Il ragazzo e la ragazza


Il ragazzo e la ragazza si videro senza guardarsi, come potevano loro, e si dissero un arrivederci senza parole, come sapevano dirsi solo loro.

“È il momento di andare”, disse il ragazzo, che però voleva restare, dimenticando ogni strada tranne il sentiero verso di lei, e da lei giacere nel silenzio del suo silenzio, stringendo il cuscino e aspettandola nei suoi sogni.

“È il momento di andare”, rispose la ragazza, che inseguendo se stessa partiva per poter un giorno tornare, per riabbracciare quello che aveva perso ma che stava, piano piano, ritrovando.

Il ragazzo le passò una mano sulla fronte, scostandole i capelli, per vedere chiaramente quegli occhi che avevano pianto fino a poco prima e che forse piangevano ancora. Ripensò alle lacrime di mascara, in cui aveva intinto le sue dita, e come lei si era rigato il viso con le sue stesse lacrime perché quel giorno si sentiva così vicino a lei da voler piangere il suo stesso pianto.

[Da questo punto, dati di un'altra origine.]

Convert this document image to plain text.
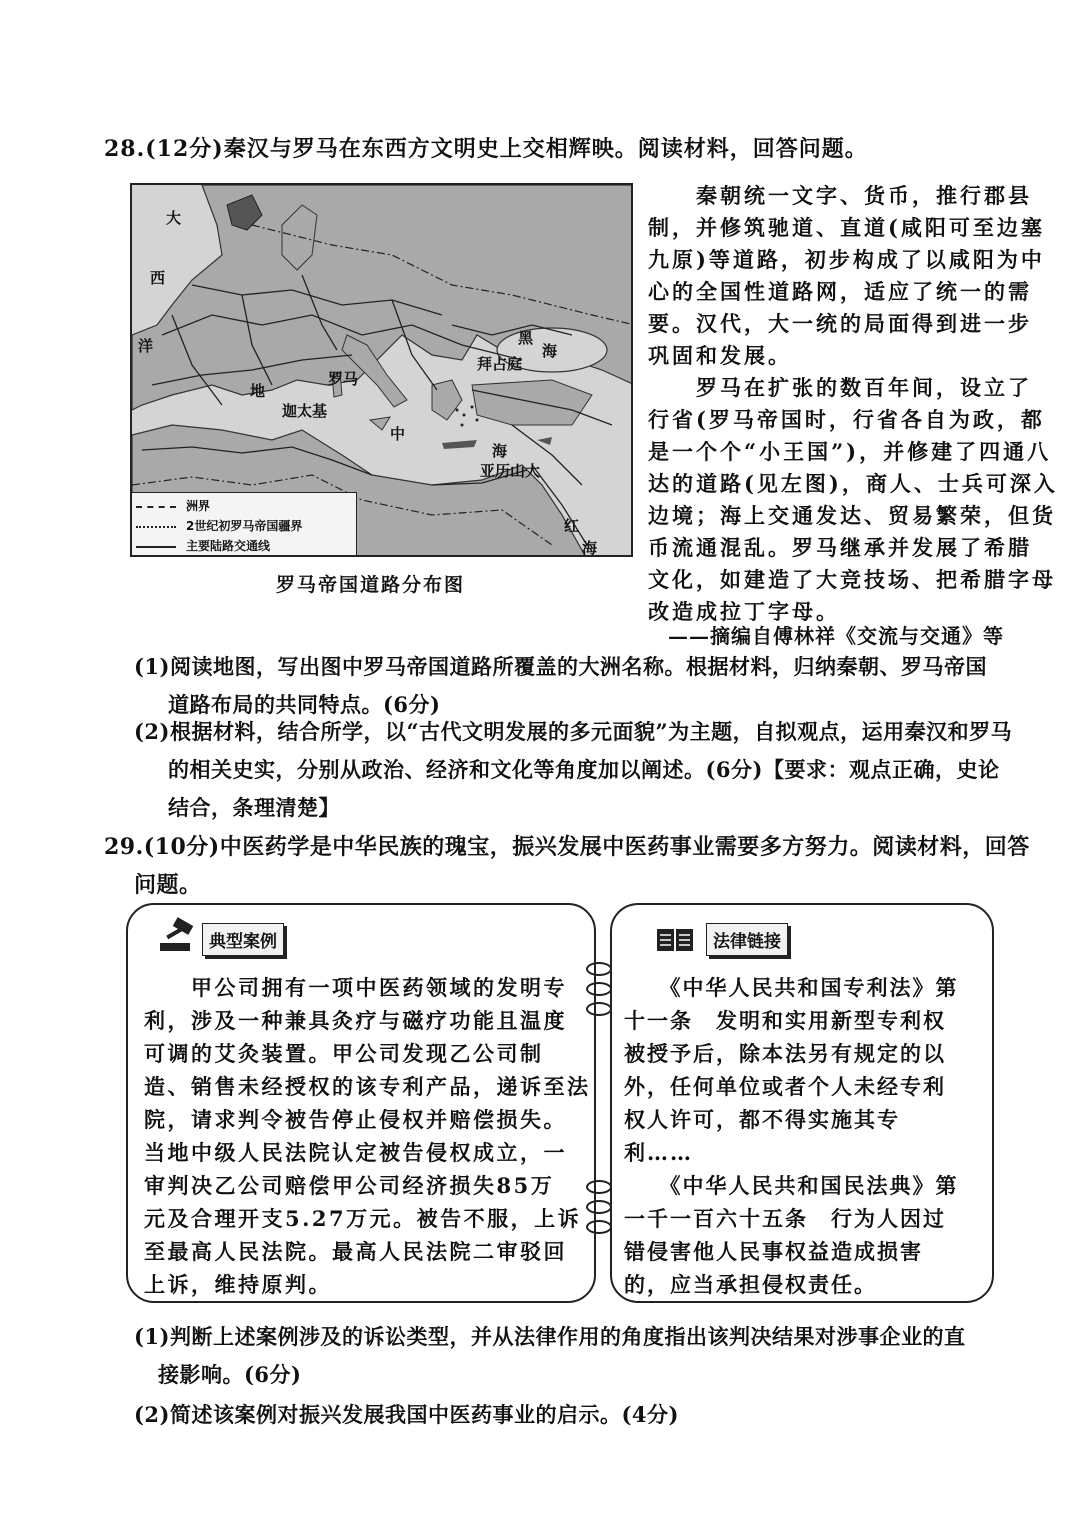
28.(12分)秦汉与罗马在东西方文明史上交相辉映。阅读材料，回答问题。
大
西
洋
地
罗马
迦太基
中
海
亚历山大
拜占庭
黑
海
红
海
洲界
2世纪初罗马帝国疆界
主要陆路交通线
罗马帝国道路分布图
　　秦朝统一文字、货币，推行郡县
制，并修筑驰道、直道(咸阳可至边塞
九原)等道路，初步构成了以咸阳为中
心的全国性道路网，适应了统一的需
要。汉代，大一统的局面得到进一步
巩固和发展。
　　罗马在扩张的数百年间，设立了
行省(罗马帝国时，行省各自为政，都
是一个个“小王国”)，并修建了四通八
达的道路(见左图)，商人、士兵可深入
边境；海上交通发达、贸易繁荣，但货
币流通混乱。罗马继承并发展了希腊
文化，如建造了大竞技场、把希腊字母
改造成拉丁字母。
——摘编自傅林祥《交流与交通》等
(1)阅读地图，写出图中罗马帝国道路所覆盖的大洲名称。根据材料，归纳秦朝、罗马帝国
道路布局的共同特点。(6分)
(2)根据材料，结合所学，以“古代文明发展的多元面貌”为主题，自拟观点，运用秦汉和罗马
的相关史实，分别从政治、经济和文化等角度加以阐述。(6分)【要求：观点正确，史论
结合，条理清楚】
29.(10分)中医药学是中华民族的瑰宝，振兴发展中医药事业需要多方努力。阅读材料，回答
问题。
典型案例
　　甲公司拥有一项中医药领域的发明专
利，涉及一种兼具灸疗与磁疗功能且温度
可调的艾灸装置。甲公司发现乙公司制
造、销售未经授权的该专利产品，递诉至法
院，请求判令被告停止侵权并赔偿损失。
当地中级人民法院认定被告侵权成立，一
审判决乙公司赔偿甲公司经济损失85万
元及合理开支5.27万元。被告不服，上诉
至最高人民法院。最高人民法院二审驳回
上诉，维持原判。
法律链接
　　《中华人民共和国专利法》第
十一条　发明和实用新型专利权
被授予后，除本法另有规定的以
外，任何单位或者个人未经专利
权人许可，都不得实施其专
利……
　　《中华人民共和国民法典》第
一千一百六十五条　行为人因过
错侵害他人民事权益造成损害
的，应当承担侵权责任。
(1)判断上述案例涉及的诉讼类型，并从法律作用的角度指出该判决结果对涉事企业的直
接影响。(6分)
(2)简述该案例对振兴发展我国中医药事业的启示。(4分)
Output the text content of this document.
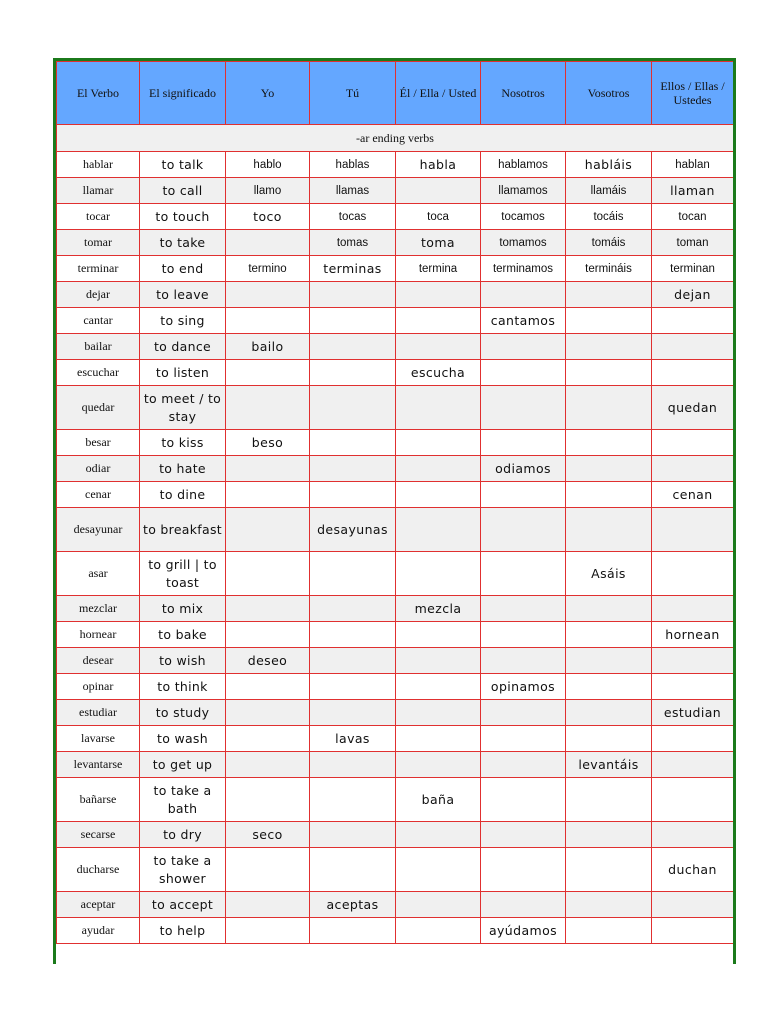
El Verbo	El significado	Yo	Tú	Él / Ella / Usted	Nosotros	Vosotros	Ellos / Ellas / Ustedes
-ar ending verbs							
hablar	to talk	hablo	hablas	habla	hablamos	habláis	hablan
llamar	to call	llamo	llamas		llamamos	llamáis	llaman
tocar	to touch	toco	tocas	toca	tocamos	tocáis	tocan
tomar	to take		tomas	toma	tomamos	tomáis	toman
terminar	to end	termino	terminas	termina	terminamos	termináis	terminan
dejar	to leave						dejan
cantar	to sing				cantamos		
bailar	to dance	bailo					
escuchar	to listen			escucha			
quedar	to meet / to stay						quedan
besar	to kiss	beso					
odiar	to hate				odiamos		
cenar	to dine						cenan
desayunar	to breakfast		desayunas				
asar	to grill | to toast					Asáis	
mezclar	to mix			mezcla			
hornear	to bake						hornean
desear	to wish	deseo					
opinar	to think				opinamos		
estudiar	to study						estudian
lavarse	to wash		lavas				
levantarse	to get up					levantáis	
bañarse	to take a bath			baña			
secarse	to dry	seco					
ducharse	to take a shower						duchan
aceptar	to accept		aceptas				
ayudar	to help				ayúdamos		
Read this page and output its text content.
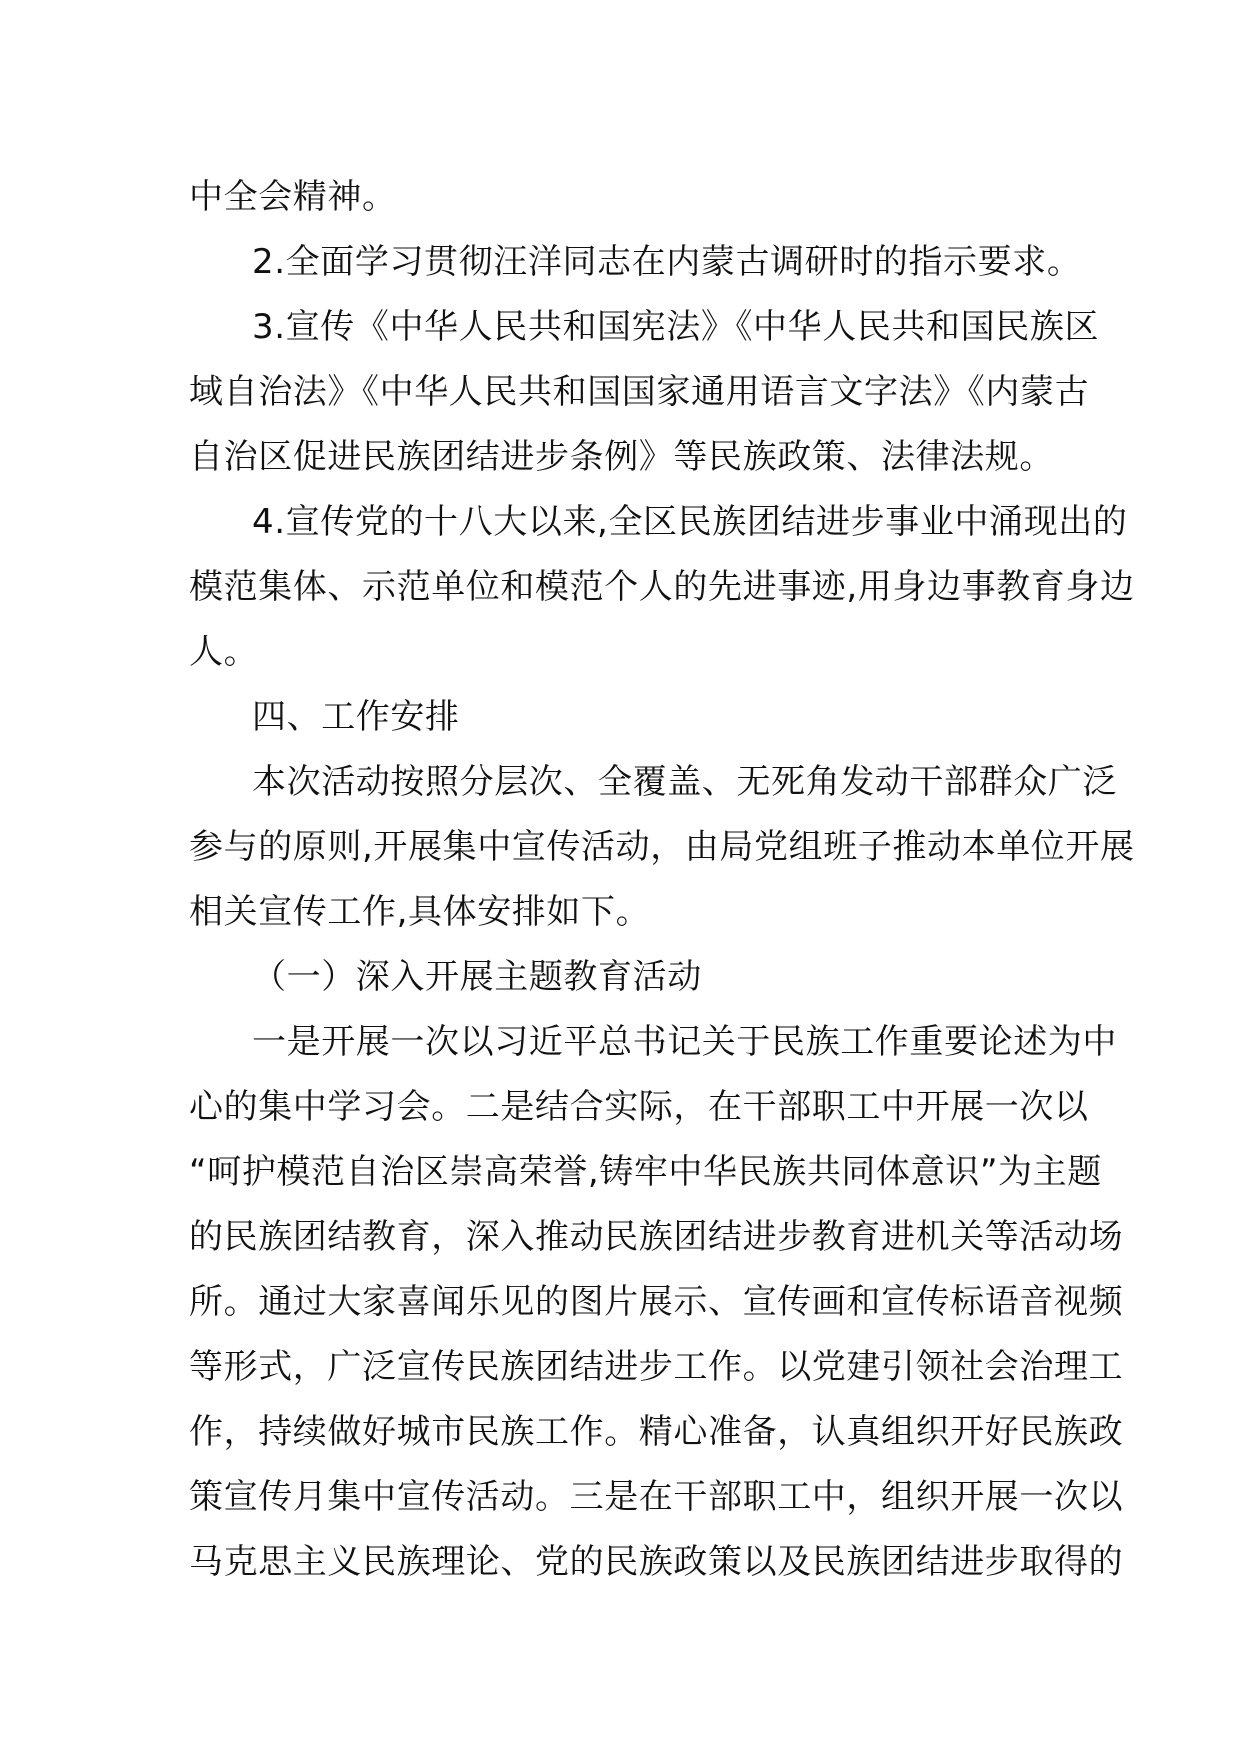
中全会精神。
2.全面学习贯彻汪洋同志在内蒙古调研时的指示要求。
3.宣传《中华人民共和国宪法》《中华人民共和国民族区
域自治法》《中华人民共和国国家通用语言文字法》《内蒙古
自治区促进民族团结进步条例》等民族政策、法律法规。
4.宣传党的十八大以来,全区民族团结进步事业中涌现出的
模范集体、示范单位和模范个人的先进事迹,用身边事教育身边
人。
四、工作安排
本次活动按照分层次、全覆盖、无死角发动干部群众广泛
参与的原则,开展集中宣传活动，由局党组班子推动本单位开展
相关宣传工作,具体安排如下。
（一）深入开展主题教育活动
一是开展一次以习近平总书记关于民族工作重要论述为中
心的集中学习会。二是结合实际，在干部职工中开展一次以
“呵护模范自治区崇高荣誉,铸牢中华民族共同体意识”为主题
的民族团结教育，深入推动民族团结进步教育进机关等活动场
所。通过大家喜闻乐见的图片展示、宣传画和宣传标语音视频
等形式，广泛宣传民族团结进步工作。以党建引领社会治理工
作，持续做好城市民族工作。精心准备，认真组织开好民族政
策宣传月集中宣传活动。三是在干部职工中，组织开展一次以
马克思主义民族理论、党的民族政策以及民族团结进步取得的
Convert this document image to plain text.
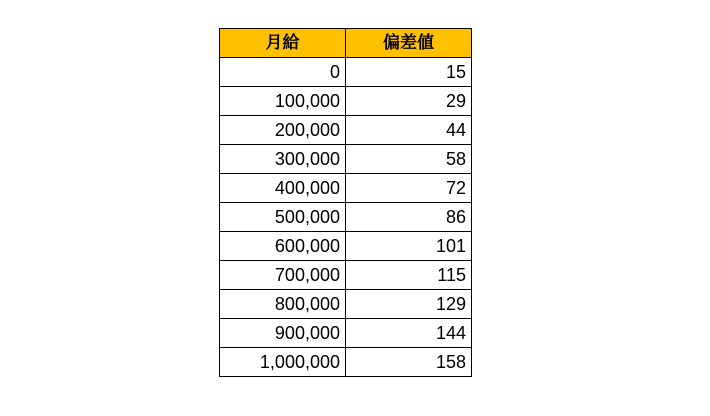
月給	偏差値
0	15
100,000	29
200,000	44
300,000	58
400,000	72
500,000	86
600,000	101
700,000	115
800,000	129
900,000	144
1,000,000	158
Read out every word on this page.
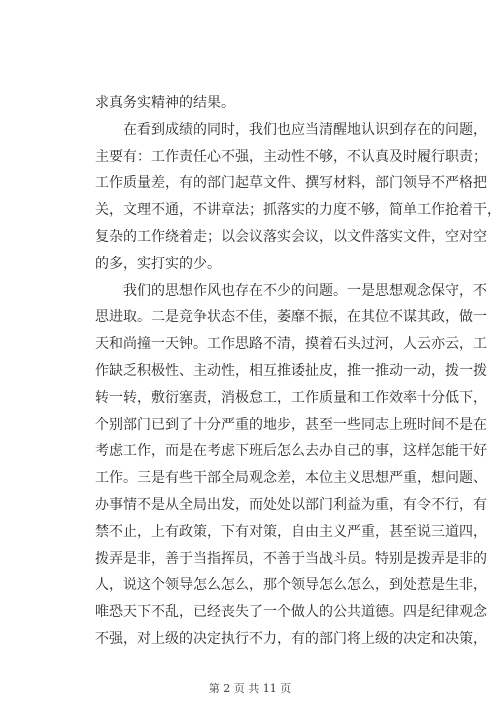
求真务实精神的结果。
在看到成绩的同时，我们也应当清醒地认识到存在的问题，
主要有：工作责任心不强，主动性不够，不认真及时履行职责；
工作质量差，有的部门起草文件、撰写材料，部门领导不严格把
关，文理不通，不讲章法；抓落实的力度不够，简单工作抢着干，
复杂的工作绕着走；以会议落实会议，以文件落实文件，空对空
的多，实打实的少。
我们的思想作风也存在不少的问题。一是思想观念保守，不
思进取。二是竞争状态不佳，萎靡不振，在其位不谋其政，做一
天和尚撞一天钟。工作思路不清，摸着石头过河，人云亦云，工
作缺乏积极性、主动性，相互推诿扯皮，推一推动一动，拨一拨
转一转，敷衍塞责，消极怠工，工作质量和工作效率十分低下，
个别部门已到了十分严重的地步，甚至一些同志上班时间不是在
考虑工作，而是在考虑下班后怎么去办自己的事，这样怎能干好
工作。三是有些干部全局观念差，本位主义思想严重，想问题、
办事情不是从全局出发，而处处以部门利益为重，有令不行，有
禁不止，上有政策，下有对策，自由主义严重，甚至说三道四，
拨弄是非，善于当指挥员，不善于当战斗员。特别是拨弄是非的
人，说这个领导怎么怎么，那个领导怎么怎么，到处惹是生非，
唯恐天下不乱，已经丧失了一个做人的公共道德。四是纪律观念
不强，对上级的决定执行不力，有的部门将上级的决定和决策，
第 2 页 共 11 页
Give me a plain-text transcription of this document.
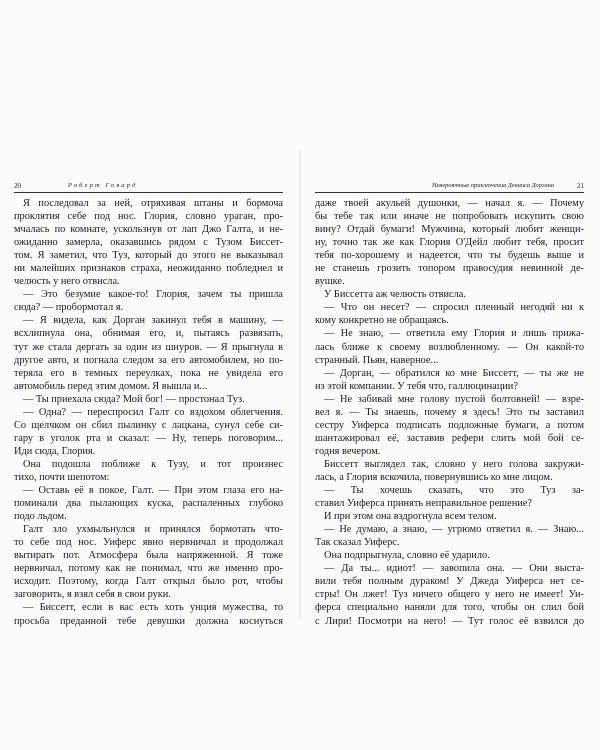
20	Роберт Говард
Я последовал за ней, отряхивая штаны и бормоча
проклятия себе под нос. Глория, словно ураган, про-
мчалась по комнате, ускользнув от лап Джо Галта, и не-
ожиданно замерла, оказавшись рядом с Тузом Биссет-
том. Я заметил, что Туз, который до этого не выказывал
ни малейших признаков страха, неожиданно побледнел и
челюсть у него отвисла.
— Это безумие какое-то! Глория, зачем ты пришла
сюда? — пробормотал я.
— Я видела, как Дорган закинул тебя в машину, —
всхлипнула она, обнимая его, и, пытаясь развязать,
тут же стала дергать за один из шнуров. — Я прыгнула в
другое авто, и погнала следом за его автомобилем, но по-
теряла его в темных переулках, пока не увидела его
автомобиль перед этим домом. Я вышла и...
— Ты приехала сюда? Мой бог! — простонал Туз.
— Одна? — переспросил Галт со вздохом облегчения.
Со щелчком он сбил пылинку с лацкана, сунул себе си-
гару в уголок рта и сказал: — Ну, теперь поговорим...
Иди сюда, Глория.
Она подошла поближе к Тузу, и тот произнес
тихо, почти шепотом:
— Оставь её в покое, Галт. — При этом глаза его на-
поминали два пылающих куска, распаленных глубоко
подо льдом.
Галт зло ухмыльнулся и принялся бормотать что-
то себе под нос. Уиферс явно нервничал и продолжал
вытирать пот. Атмосфера была напряженной. Я тоже
нервничал, потому как не понимал, что же именно про-
исходит. Поэтому, когда Галт открыл было рот, чтобы
заговорить, я взял себя в свои руки.
— Биссетт, если в вас есть хоть унция мужества, то
просьба преданной тебе девушки должна коснуться
Невероятные приключения Денниса Доргана	21
даже твоей акульей душонки, — начал я. — Почему
бы тебе так или иначе не попробовать искупить свою
вину? Отдай бумаги! Мужчина, который любит женщи-
ну, точно так же как Глория О'Дейл любит тебя, просит
тебя по-хорошему и надеется, что ты будешь выше и
не станешь грозить топором правосудия невинной де-
вушке.
У Биссетта аж челюсть отвисла.
— Что он несет? — спросил пленный негодяй ни к
кому конкретно не обращаясь.
— Не знаю, — ответила ему Глория и лишь прижа-
лась ближе к своему возлюбленному. — Он какой-то
странный. Пьян, наверное...
— Дорган, — обратился ко мне Биссетт, — ты же не
из этой компании. У тебя что, галлюцинации?
— Не забивай мне голову пустой болтовней! — взре-
вел я. — Ты знаешь, почему я здесь! Это ты заставил
сестру Уиферса подписать подложные бумаги, а потом
шантажировал её, заставив рефери слить мой бой се-
годня вечером.
Биссетт выглядел так, словно у него голова закружи-
лась, а Глория вскочила, повернувшись ко мне лицом.
— Ты хочешь сказать, что это Туз за-
ставил Уиферса принять неправильное решение?
И при этом она вздрогнула всем телом.
— Не думаю, а знаю, — угрюмо ответил я. — Знаю...
Так сказал Уиферс.
Она подпрыгнула, словно её ударило.
— Да ты... идиот! — завопила она. — Они выста-
вили тебя полным дураком! У Джеда Уиферса нет се-
стры! Он лжет! Туз ничего общего у него не имеет! Уи-
ферса специально наняли для того, чтобы он слил бой
с Лири! Посмотри на него! — Тут голос её взвился до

“Voglio abbracciarti”, disse la ragazza, e il ragazzo le prese una mano e si appoggiò su di lei, stringendo il suo corpo e lasciando che lei lo stringesse, rimanendo a lungo in silenzio per non bruciare nessuno di quegli istanti. Era un ballo immobile, senza una musica che li guidasse, ma ondeggiavano nella stanza cullati da una sinfonia immaginaria di flauti e archi, e di un pianoforte, che prese a suonare poco dopo per accompagnare i loro movimenti.

Il ragazzo sentì un bacio e aprì gli occhi.

“Grazie”, le disse, ma lei questa volta non lo rimproverò. Aspettò solo che il ragazzo ricambiasse il suo bacio con un altro, come gli aveva insegnato, e dopo se ne scambiarono ancora. Erano baci semplici, innocui, di labbra chiuse sulle guance, ma dolci come il profumo di certi fiori che si fanno sentire da lontano, simili a un invito, e ti esortano ad avvicinarti lungo una specie di cammino. Il profumo è così strano e incantevole che vorresti correre, per vedere dove nascono, ma in realtà non hai nessuna fretta e stai bene come stai, perché il profumo è buono percepito lentamente e assaporato in una nuova fragranza a ogni passo, e sai già che ovunque siano questi fiori, prima o poi li troverai.

“Non essere triste”, disse la ragazza, come leggendolo dai suoi occhi, e lui sentì quelle parole come la sua voce per la prima volta. “Mi scriverai… ti scriverò… e ci saremo”.

Il ragazzo sorrise e come ogni sera le rimboccò le coperte, ripetendo gli stessi gesti da un tempo che gli sembrava molto lungo, e la guardò con la voglia di esaurire i propri sensi, uno alla volta: come un cieco o un sordo, che privi di una capacità riescono a svilupparne altre, il ragazzo desiderava vederla oltre la visione, ascoltarla oltre le parole e sentirla oltre la sua presenza.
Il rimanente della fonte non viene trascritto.